Dear readers,

Since I promised that I was going to start working on my poems, I did! And I currently finished writing a poem for a competition where, IF they like my poem it will be published with other writer’s poems (: I am happy because for me, this is a small step toward my future. I don’t have to be the best poet, but just by writing poems and letting others read them, makes me feel like I accomplished and experienced one more thing in life. For me this life is about many things. But mostly I want to try out so many things, experience so many cultures, party in so many events and still just sit down with a cup of green tea and think how life is full of beauty. And of course being a teenager I will let my self be naive and think that life consists of only the good. That there is no bad lingering in this world, waiting to drop on someone’s shoulders. Even when it is beautiful it has its ugliness. But nothing is perfect. So why should life be?

So for all of my viewers who think they are not perfect but should be, don’t overwhelm your self with this thought. Of course we should motivate our selves to be better, but we should take pride of who we are right now, because you can never know when your life comes to an end.

Will post a poem soon, thank you for all your likes and comments. Fully appreciated!

Love,

Maria.

What can I say?


This blog is my home, my diary, a place where I share my poetry and read others works and get inspired.

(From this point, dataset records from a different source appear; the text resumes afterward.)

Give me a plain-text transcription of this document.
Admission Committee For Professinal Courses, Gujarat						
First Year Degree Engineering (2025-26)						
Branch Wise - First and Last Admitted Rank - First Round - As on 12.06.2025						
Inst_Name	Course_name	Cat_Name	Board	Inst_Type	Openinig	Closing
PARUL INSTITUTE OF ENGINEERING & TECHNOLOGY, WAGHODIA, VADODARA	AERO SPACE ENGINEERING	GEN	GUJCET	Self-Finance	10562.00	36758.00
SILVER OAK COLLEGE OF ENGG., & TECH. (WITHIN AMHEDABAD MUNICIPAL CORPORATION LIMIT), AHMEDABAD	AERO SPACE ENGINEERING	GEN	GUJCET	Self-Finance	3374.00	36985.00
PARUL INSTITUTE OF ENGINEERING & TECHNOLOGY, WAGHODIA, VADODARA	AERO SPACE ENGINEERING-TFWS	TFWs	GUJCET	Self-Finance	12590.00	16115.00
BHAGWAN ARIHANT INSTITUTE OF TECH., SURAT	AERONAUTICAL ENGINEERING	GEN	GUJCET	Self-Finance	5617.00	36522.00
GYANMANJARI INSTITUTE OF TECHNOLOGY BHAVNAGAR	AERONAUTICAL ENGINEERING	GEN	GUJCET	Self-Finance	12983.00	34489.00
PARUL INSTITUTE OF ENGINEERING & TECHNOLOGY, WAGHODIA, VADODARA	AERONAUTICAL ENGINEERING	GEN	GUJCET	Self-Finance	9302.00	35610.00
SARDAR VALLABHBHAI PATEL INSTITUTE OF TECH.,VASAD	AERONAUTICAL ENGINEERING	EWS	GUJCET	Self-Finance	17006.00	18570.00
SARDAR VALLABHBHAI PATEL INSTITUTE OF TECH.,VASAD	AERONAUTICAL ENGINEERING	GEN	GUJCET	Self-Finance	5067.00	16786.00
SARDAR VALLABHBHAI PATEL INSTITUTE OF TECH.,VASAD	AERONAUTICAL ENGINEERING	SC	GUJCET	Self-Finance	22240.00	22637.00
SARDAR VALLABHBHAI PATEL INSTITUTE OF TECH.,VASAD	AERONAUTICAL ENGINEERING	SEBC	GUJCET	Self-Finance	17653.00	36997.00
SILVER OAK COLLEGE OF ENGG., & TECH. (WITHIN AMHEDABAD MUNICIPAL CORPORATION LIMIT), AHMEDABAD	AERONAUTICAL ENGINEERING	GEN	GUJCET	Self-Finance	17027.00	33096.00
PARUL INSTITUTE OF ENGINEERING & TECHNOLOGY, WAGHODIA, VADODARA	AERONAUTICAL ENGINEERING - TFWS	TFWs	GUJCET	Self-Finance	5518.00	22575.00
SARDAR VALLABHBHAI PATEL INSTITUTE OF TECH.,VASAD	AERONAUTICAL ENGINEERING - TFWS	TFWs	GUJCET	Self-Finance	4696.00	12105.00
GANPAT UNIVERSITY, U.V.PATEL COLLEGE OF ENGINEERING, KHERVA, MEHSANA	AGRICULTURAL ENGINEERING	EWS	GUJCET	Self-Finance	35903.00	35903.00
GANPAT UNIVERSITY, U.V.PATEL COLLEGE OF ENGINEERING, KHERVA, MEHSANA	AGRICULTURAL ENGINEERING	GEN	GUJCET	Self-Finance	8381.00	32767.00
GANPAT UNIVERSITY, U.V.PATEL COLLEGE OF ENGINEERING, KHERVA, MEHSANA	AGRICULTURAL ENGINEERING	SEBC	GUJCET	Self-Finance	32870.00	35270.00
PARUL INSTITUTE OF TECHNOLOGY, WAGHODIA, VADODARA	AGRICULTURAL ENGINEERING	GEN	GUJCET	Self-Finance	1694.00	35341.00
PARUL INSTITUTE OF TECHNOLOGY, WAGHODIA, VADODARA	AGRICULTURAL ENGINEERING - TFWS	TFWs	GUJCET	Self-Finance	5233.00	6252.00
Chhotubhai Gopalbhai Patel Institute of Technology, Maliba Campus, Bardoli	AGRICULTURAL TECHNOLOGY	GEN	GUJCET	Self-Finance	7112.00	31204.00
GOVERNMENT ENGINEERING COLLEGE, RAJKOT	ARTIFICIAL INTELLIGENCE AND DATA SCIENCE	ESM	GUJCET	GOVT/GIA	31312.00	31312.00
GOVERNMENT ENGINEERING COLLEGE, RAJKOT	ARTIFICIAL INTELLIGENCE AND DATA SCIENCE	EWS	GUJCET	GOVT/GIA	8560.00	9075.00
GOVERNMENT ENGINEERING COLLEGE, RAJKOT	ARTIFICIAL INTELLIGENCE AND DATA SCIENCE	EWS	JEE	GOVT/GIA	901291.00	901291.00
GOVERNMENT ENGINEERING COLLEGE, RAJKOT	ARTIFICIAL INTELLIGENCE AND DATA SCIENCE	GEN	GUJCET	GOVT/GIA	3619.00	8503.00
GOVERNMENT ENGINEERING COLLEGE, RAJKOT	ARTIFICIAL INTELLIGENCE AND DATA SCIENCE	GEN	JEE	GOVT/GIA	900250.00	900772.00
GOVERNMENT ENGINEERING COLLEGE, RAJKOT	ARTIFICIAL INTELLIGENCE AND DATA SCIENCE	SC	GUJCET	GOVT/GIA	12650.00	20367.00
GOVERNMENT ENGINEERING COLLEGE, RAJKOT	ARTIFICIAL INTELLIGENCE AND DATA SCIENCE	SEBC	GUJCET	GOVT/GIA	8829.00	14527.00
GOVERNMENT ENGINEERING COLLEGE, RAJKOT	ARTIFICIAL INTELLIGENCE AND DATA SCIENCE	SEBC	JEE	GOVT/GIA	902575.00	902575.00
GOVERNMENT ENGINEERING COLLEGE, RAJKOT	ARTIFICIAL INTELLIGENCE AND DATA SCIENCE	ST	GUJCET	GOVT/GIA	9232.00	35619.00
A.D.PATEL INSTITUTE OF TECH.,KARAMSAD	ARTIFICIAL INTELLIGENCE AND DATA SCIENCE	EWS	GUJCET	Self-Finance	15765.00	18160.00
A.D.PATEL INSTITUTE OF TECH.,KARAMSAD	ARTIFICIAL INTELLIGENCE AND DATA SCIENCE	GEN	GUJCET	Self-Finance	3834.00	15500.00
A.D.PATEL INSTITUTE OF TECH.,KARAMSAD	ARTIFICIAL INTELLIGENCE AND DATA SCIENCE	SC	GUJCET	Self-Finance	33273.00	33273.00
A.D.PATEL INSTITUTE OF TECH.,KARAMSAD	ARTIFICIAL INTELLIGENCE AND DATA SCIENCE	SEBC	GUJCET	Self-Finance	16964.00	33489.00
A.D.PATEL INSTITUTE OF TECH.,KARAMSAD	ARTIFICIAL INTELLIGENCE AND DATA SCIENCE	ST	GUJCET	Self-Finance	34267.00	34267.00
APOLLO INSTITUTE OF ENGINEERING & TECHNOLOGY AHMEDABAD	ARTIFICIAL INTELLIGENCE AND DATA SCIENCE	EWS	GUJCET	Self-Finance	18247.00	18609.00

WordPress will always be a home for me, and hopefully even though I don’t write so often you will give me some of your precious time to go through my work (:

I am 16 years old and I am in grade 11. Just now, just this year I realized how tough life can be. Yeah, yeah I will see more coming on my way but sometimes I feel so lost, I feel like I can’t balance my religion, family, friends and school at the same time. As a muslim sometimes I felt like my religion would make me slower on balancing my life, I felt like it would pull me down to fall on the ground, it was tiring. But slowly I understood that my faith in God is the one that would balance everything around me. I know that many of my fellow readers have different religions and points of views. But the whole point is that you have that one thing you can cling to. That faith is the one that makes you understand the world around you. What makes you patient and obedient to things you don’t have the ability to change. ¬†And that is how I balance my world.

Having friends is one thing, and having that one person you go to and tell all the things you feel like you have to tell but know not everyone would understand is another. I am lucky to have both, and I personally thing it is very vital for everyone to have someone they can tell all their feelings to.

Today I felt like sharing my thoughts with you all. I will also start painting again. My two art works got sold in an Exhibition for a Dubai Care charity organization. To be honest this gives me hope that I can actually have an option in art careers!